The European benchmark STOXX (.STOXX) rose 0.1% in early trade, led by gains in the oil and gas sector index (.SXEP) and echoing a 0.2% gain in MSCI’s broadest index of Asia-Pacific shares outside Japan (.MIAPJ0000PUS).
Japan’s Nikkei (.N225) earlier rose 2.1% to stand above 32,000 for the first time since July 1990.
While markets failed to resume last week’s rally, data released on Friday showed wage pressures easing and the unemployment rate rising from a 53-year low, giving hope that the Fed is making more headway against inflation.
This, in turn, could mean that a pause in rate hikes was decided at the June 13-14 meeting, although data released at the end of last week also showed that payrolls far exceeded expectations, a possible sign of inflation.
These mixed signals and the lack of fresh indications on Fed policy sent US stock markets higher for a directionless session early Monday, with S&P 500 futures up 0.06% while Nasdaq futures fell slightly.
Oil prices, which have recently come under pressure amid growing concerns about a slowdown in the Chinese economy, rose after Saudi Arabia announced it would cut production to 9 million barrels per day in July, from about 10 million barrels per day in May, the biggest drop in years.
Brent crude rose 1.7 percent to $77.44 a barrel by 1100 GMT, giving up some of its previous gains to $78.73 a barrel, while US crude rose 1.85 percent to $73.07 a barrel, after hitting a session high of $75.06.
“With Saudi Arabia protecting oil prices from a severe slide… we think oil markets are now more vulnerable to shortages later this year,” said Vivek Dhar, mining and energy commodities expert at Commonwealth Bank of Australia.
“We believe Brent crude futures will rise to $85 by the fourth quarter of 2023 even taking into account the recovery of tepid demand in China.”
Hey June, don’t make it bad
Data on Friday showed that the US economy added 339,000 jobs last month, higher than most estimates, but moderate wage growth and high unemployment caused markets to price in a 75% chance of no change to the Fed’s interest rates in June, according to CME FedWatch. .
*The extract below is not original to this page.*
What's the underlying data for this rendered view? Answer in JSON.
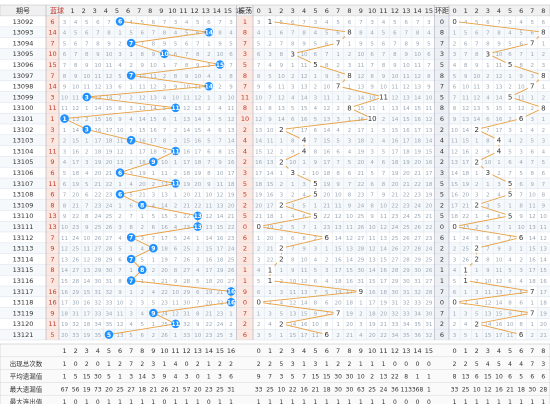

This would be generally positive for stocks, albeit with a 70% chance that the federal funds rate will reach 5.25-5.5% or more at the July policy meeting, if US inflation remains high. On the contrary, the markets now see little chance of a rate cut by the end of this year.
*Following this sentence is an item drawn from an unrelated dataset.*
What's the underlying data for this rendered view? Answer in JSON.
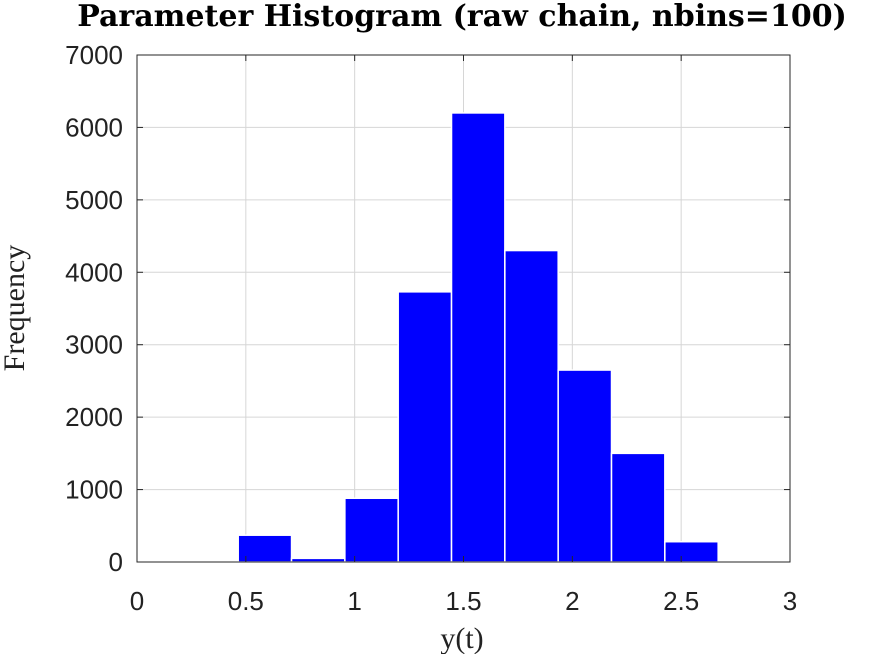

Treasury yields continued to climb on Monday. US 2-year Treasury yields rose 5 basis points to 4.5494%, on top of an increase of 16.2 basis points on Friday, and 10-year yields rose 5 basis points to 3.7447%, after rising 8 basis points on Friday.
Fitch Ratings said the US credit rating of “AAA” would remain on negative watch, despite the debt deal.
The US dollar was at 104.25 against its major peers on Monday, after rising 0.5% on Friday on the back of the jobs report. The dollar also rose 0.1% on the Japanese yen to 140.26, while the euro fell 0.1% to 0.1069 dollars.
The central banks of Australia and Canada will meet this week. Markets see a high chance – about 40% – that the RBA will surprise with a quarter-point hike on Tuesday, after raising the minimum wage that economists fear could add to inflationary pressures.
The Bank of Canada will meet on Wednesday. The majority of economists polled by Reuters expect the Bank of Canada to keep interest rates on hold at 4.5 percent for the rest of the year, although the risk of another rate hike remains high.